L'équipe chinoise a utilisé une caméra haute vitesse pour capturer les états de fonctionnement et les interactions entre deux TENG adjacents. Les bandes de polymère verticalement autonomes ont produit une fréquence de vibration de 154 Hz en réponse aux courants de vent, assurant ainsi un niveau suffisant de séparation des contacts pour une puissance électrique élevée. Utilisation d'une bande de 10 x 2 cm soumise à une vitesse d'écoulement d'air de 27 ms-1, l'équipe a découvert que deux bandes adjacentes couvrant une surface de toit de 2 x 0,7 cm peuvent fournir une tension en circuit ouvert, un courant de court-circuit et une densité de puissance allant jusqu'à 98 V, 16,3 µA et 2,76 Wm-2, assez pour allumer un panneau publicitaire.

L'équipe a déployé une gamme de TENG sur un toit, composé de 60 bandes, afin de récolter plus d'énergie du vent.
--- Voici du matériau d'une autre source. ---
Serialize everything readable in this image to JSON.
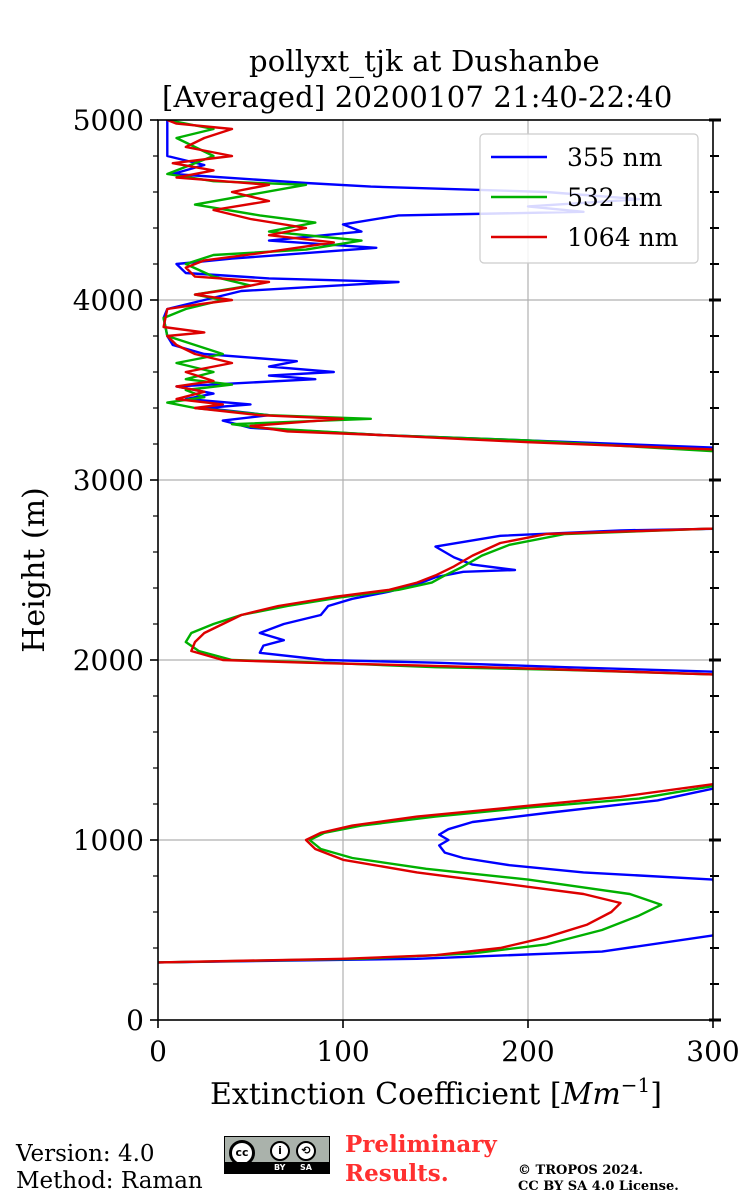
{
  "chart_data": {
    "type": "line",
    "title_line1": "pollyxt_tjk at Dushanbe",
    "title_line2": "[Averaged] 20200107 21:40-22:40",
    "xlabel_main": "Extinction Coefficient [",
    "xlabel_unit": "Mm",
    "xlabel_exp": "−1",
    "xlabel_close": "]",
    "ylabel": "Height (m)",
    "xlim": [
      0,
      300
    ],
    "ylim": [
      0,
      5000
    ],
    "xticks": [
      0,
      100,
      200,
      300
    ],
    "yticks": [
      0,
      1000,
      2000,
      3000,
      4000,
      5000
    ],
    "grid": true,
    "legend_position": "top-right",
    "series": [
      {
        "name": "355 nm",
        "color": "#0000ff",
        "points": [
          [
            0,
            320
          ],
          [
            140,
            340
          ],
          [
            240,
            380
          ],
          [
            300,
            470
          ],
          [
            305,
            600
          ],
          [
            300,
            780
          ],
          [
            230,
            820
          ],
          [
            190,
            860
          ],
          [
            165,
            900
          ],
          [
            155,
            930
          ],
          [
            152,
            970
          ],
          [
            157,
            1000
          ],
          [
            152,
            1030
          ],
          [
            157,
            1060
          ],
          [
            170,
            1100
          ],
          [
            210,
            1150
          ],
          [
            270,
            1220
          ],
          [
            300,
            1285
          ],
          [
            305,
            1400
          ],
          [
            305,
            1800
          ],
          [
            300,
            1935
          ],
          [
            220,
            1960
          ],
          [
            150,
            1985
          ],
          [
            90,
            2000
          ],
          [
            55,
            2040
          ],
          [
            57,
            2080
          ],
          [
            68,
            2110
          ],
          [
            55,
            2150
          ],
          [
            68,
            2200
          ],
          [
            88,
            2250
          ],
          [
            92,
            2300
          ],
          [
            105,
            2340
          ],
          [
            125,
            2380
          ],
          [
            140,
            2420
          ],
          [
            150,
            2460
          ],
          [
            165,
            2490
          ],
          [
            193,
            2500
          ],
          [
            170,
            2530
          ],
          [
            160,
            2570
          ],
          [
            150,
            2630
          ],
          [
            185,
            2690
          ],
          [
            250,
            2720
          ],
          [
            305,
            2730
          ],
          [
            305,
            3100
          ],
          [
            300,
            3180
          ],
          [
            200,
            3220
          ],
          [
            120,
            3250
          ],
          [
            50,
            3290
          ],
          [
            35,
            3330
          ],
          [
            60,
            3360
          ],
          [
            25,
            3400
          ],
          [
            50,
            3420
          ],
          [
            15,
            3450
          ],
          [
            30,
            3480
          ],
          [
            10,
            3520
          ],
          [
            85,
            3560
          ],
          [
            60,
            3580
          ],
          [
            95,
            3600
          ],
          [
            60,
            3630
          ],
          [
            75,
            3660
          ],
          [
            25,
            3700
          ],
          [
            8,
            3750
          ],
          [
            5,
            3800
          ],
          [
            3,
            3900
          ],
          [
            5,
            3950
          ],
          [
            25,
            4000
          ],
          [
            45,
            4050
          ],
          [
            130,
            4100
          ],
          [
            60,
            4120
          ],
          [
            15,
            4150
          ],
          [
            10,
            4200
          ],
          [
            40,
            4230
          ],
          [
            118,
            4290
          ],
          [
            60,
            4330
          ],
          [
            110,
            4380
          ],
          [
            100,
            4420
          ],
          [
            130,
            4470
          ],
          [
            230,
            4490
          ],
          [
            200,
            4520
          ],
          [
            260,
            4560
          ],
          [
            210,
            4600
          ],
          [
            115,
            4630
          ],
          [
            80,
            4650
          ],
          [
            8,
            4700
          ],
          [
            25,
            4750
          ],
          [
            5,
            4800
          ],
          [
            5,
            5000
          ]
        ]
      },
      {
        "name": "532 nm",
        "color": "#00b000",
        "points": [
          [
            0,
            320
          ],
          [
            110,
            340
          ],
          [
            170,
            370
          ],
          [
            210,
            420
          ],
          [
            240,
            500
          ],
          [
            260,
            580
          ],
          [
            272,
            640
          ],
          [
            255,
            700
          ],
          [
            200,
            780
          ],
          [
            145,
            840
          ],
          [
            105,
            900
          ],
          [
            88,
            950
          ],
          [
            82,
            1000
          ],
          [
            90,
            1040
          ],
          [
            110,
            1080
          ],
          [
            150,
            1130
          ],
          [
            200,
            1180
          ],
          [
            260,
            1230
          ],
          [
            300,
            1300
          ],
          [
            305,
            1400
          ],
          [
            305,
            1850
          ],
          [
            300,
            1920
          ],
          [
            220,
            1945
          ],
          [
            150,
            1960
          ],
          [
            90,
            1985
          ],
          [
            40,
            2000
          ],
          [
            22,
            2050
          ],
          [
            15,
            2100
          ],
          [
            18,
            2150
          ],
          [
            30,
            2200
          ],
          [
            45,
            2250
          ],
          [
            70,
            2300
          ],
          [
            100,
            2350
          ],
          [
            130,
            2390
          ],
          [
            148,
            2430
          ],
          [
            155,
            2470
          ],
          [
            165,
            2520
          ],
          [
            175,
            2580
          ],
          [
            190,
            2640
          ],
          [
            220,
            2700
          ],
          [
            300,
            2730
          ],
          [
            305,
            2800
          ],
          [
            305,
            3100
          ],
          [
            300,
            3160
          ],
          [
            200,
            3220
          ],
          [
            120,
            3250
          ],
          [
            55,
            3290
          ],
          [
            40,
            3310
          ],
          [
            115,
            3340
          ],
          [
            60,
            3360
          ],
          [
            20,
            3400
          ],
          [
            5,
            3430
          ],
          [
            25,
            3460
          ],
          [
            15,
            3500
          ],
          [
            40,
            3530
          ],
          [
            15,
            3560
          ],
          [
            30,
            3600
          ],
          [
            10,
            3650
          ],
          [
            35,
            3700
          ],
          [
            20,
            3750
          ],
          [
            5,
            3800
          ],
          [
            3,
            3900
          ],
          [
            15,
            3950
          ],
          [
            35,
            4000
          ],
          [
            20,
            4030
          ],
          [
            50,
            4080
          ],
          [
            30,
            4130
          ],
          [
            15,
            4200
          ],
          [
            30,
            4250
          ],
          [
            80,
            4280
          ],
          [
            110,
            4330
          ],
          [
            60,
            4380
          ],
          [
            85,
            4430
          ],
          [
            55,
            4470
          ],
          [
            20,
            4530
          ],
          [
            80,
            4640
          ],
          [
            30,
            4660
          ],
          [
            5,
            4700
          ],
          [
            30,
            4800
          ],
          [
            10,
            4900
          ],
          [
            30,
            4950
          ],
          [
            5,
            5000
          ]
        ]
      },
      {
        "name": "1064 nm",
        "color": "#dd0000",
        "points": [
          [
            0,
            320
          ],
          [
            100,
            340
          ],
          [
            150,
            360
          ],
          [
            185,
            400
          ],
          [
            210,
            460
          ],
          [
            232,
            530
          ],
          [
            245,
            600
          ],
          [
            250,
            650
          ],
          [
            230,
            700
          ],
          [
            185,
            760
          ],
          [
            140,
            820
          ],
          [
            100,
            890
          ],
          [
            85,
            950
          ],
          [
            80,
            1000
          ],
          [
            88,
            1040
          ],
          [
            105,
            1080
          ],
          [
            140,
            1130
          ],
          [
            190,
            1180
          ],
          [
            250,
            1240
          ],
          [
            300,
            1310
          ],
          [
            305,
            1400
          ],
          [
            305,
            1850
          ],
          [
            300,
            1920
          ],
          [
            210,
            1950
          ],
          [
            140,
            1970
          ],
          [
            80,
            1985
          ],
          [
            35,
            2000
          ],
          [
            18,
            2050
          ],
          [
            20,
            2100
          ],
          [
            25,
            2150
          ],
          [
            35,
            2200
          ],
          [
            45,
            2250
          ],
          [
            65,
            2300
          ],
          [
            95,
            2350
          ],
          [
            125,
            2390
          ],
          [
            140,
            2430
          ],
          [
            150,
            2470
          ],
          [
            160,
            2520
          ],
          [
            170,
            2580
          ],
          [
            185,
            2650
          ],
          [
            210,
            2700
          ],
          [
            300,
            2730
          ],
          [
            305,
            2800
          ],
          [
            305,
            3100
          ],
          [
            300,
            3170
          ],
          [
            200,
            3210
          ],
          [
            120,
            3250
          ],
          [
            70,
            3270
          ],
          [
            50,
            3300
          ],
          [
            100,
            3340
          ],
          [
            55,
            3360
          ],
          [
            20,
            3400
          ],
          [
            35,
            3420
          ],
          [
            10,
            3450
          ],
          [
            25,
            3490
          ],
          [
            10,
            3520
          ],
          [
            30,
            3550
          ],
          [
            15,
            3600
          ],
          [
            40,
            3650
          ],
          [
            20,
            3700
          ],
          [
            10,
            3750
          ],
          [
            5,
            3800
          ],
          [
            25,
            3820
          ],
          [
            3,
            3850
          ],
          [
            5,
            3950
          ],
          [
            25,
            3980
          ],
          [
            40,
            4000
          ],
          [
            20,
            4030
          ],
          [
            40,
            4060
          ],
          [
            60,
            4100
          ],
          [
            20,
            4130
          ],
          [
            15,
            4180
          ],
          [
            25,
            4220
          ],
          [
            55,
            4260
          ],
          [
            95,
            4320
          ],
          [
            60,
            4360
          ],
          [
            80,
            4400
          ],
          [
            50,
            4450
          ],
          [
            30,
            4500
          ],
          [
            60,
            4550
          ],
          [
            40,
            4600
          ],
          [
            60,
            4640
          ],
          [
            10,
            4680
          ],
          [
            30,
            4720
          ],
          [
            8,
            4760
          ],
          [
            40,
            4800
          ],
          [
            15,
            4850
          ],
          [
            25,
            4900
          ],
          [
            40,
            4950
          ],
          [
            10,
            4980
          ],
          [
            5,
            5000
          ]
        ]
      }
    ]
  },
  "footer": {
    "version_line": "Version: 4.0",
    "method_line": "Method: Raman",
    "license_badge": {
      "cc": "cc",
      "by": "BY",
      "sa": "SA",
      "i_glyph": "i",
      "sa_glyph": "⟲"
    },
    "preliminary_line1": "Preliminary",
    "preliminary_line2": "Results.",
    "copyright_line1": "© TROPOS 2024.",
    "copyright_line2": "CC BY SA 4.0 License."
  }
}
Cela a produit une densité de puissance allant jusqu'à 2,37 Wm-2, représentant suffisamment d'électricité pour allumer simultanément 60 ampoules LED connectées en série. Selon un membre de l'équipe, une maison moyenne avec une surface de toit d'environ 300 mètres carrés et des TENG structurés en pelouse à dix couches pourrait fournir une énergie électrique attendue de 7,11 KW, correspondant à une densité de puissance de 23,7 Wm.-2.

L'étude a démontré la capacité des TENG à agir en tant que sources d'énergie substantielles pour l'électronique domestique, représentant une nouvelle forme d'électricité éolienne ainsi qu'une étape importante vers la technologie électrique auto-alimentée dans la maison. Jusqu'à présent, l'appareil n'a été testé qu'en laboratoire, mais il fonctionne à une vitesse de vent minimale de 21 kilomètres par heure alors que la vitesse du vent la plus utile pour la production d'électricité est de près de 100 km / h (force de tempête 10).

Un autre chercheur travaillant sur la récupération d'énergie à l'Université de Campinas à São Paulo, Brésil, Fernando Galembeck, a expliqué au New Scientist qu'un tel vent n'est ni disponible ni souhaitable de manière réaliste. De plus, il reste encore un long chemin à parcourir avant que ces types d’appareils ne commencent à apparaître sur les toits des gens. Galembeck souligne également qu'il y aura toujours un besoin de stockage d'énergie, pour les mêmes raisons que pour d'autres formes d'énergie éolienne. L'équipe chinoise recherche des solutions de stockage et prévoit également d'intégrer le TENG à des panneaux solaires afin d'améliorer ses performances, mais Galembeck critique également l'oxyde d'étain d'indium, en raison de ses mauvaises qualités mécaniques, de son coût et de sa toxicité, indiquant que des recherches supplémentaires doivent explorer d'autres matériaux.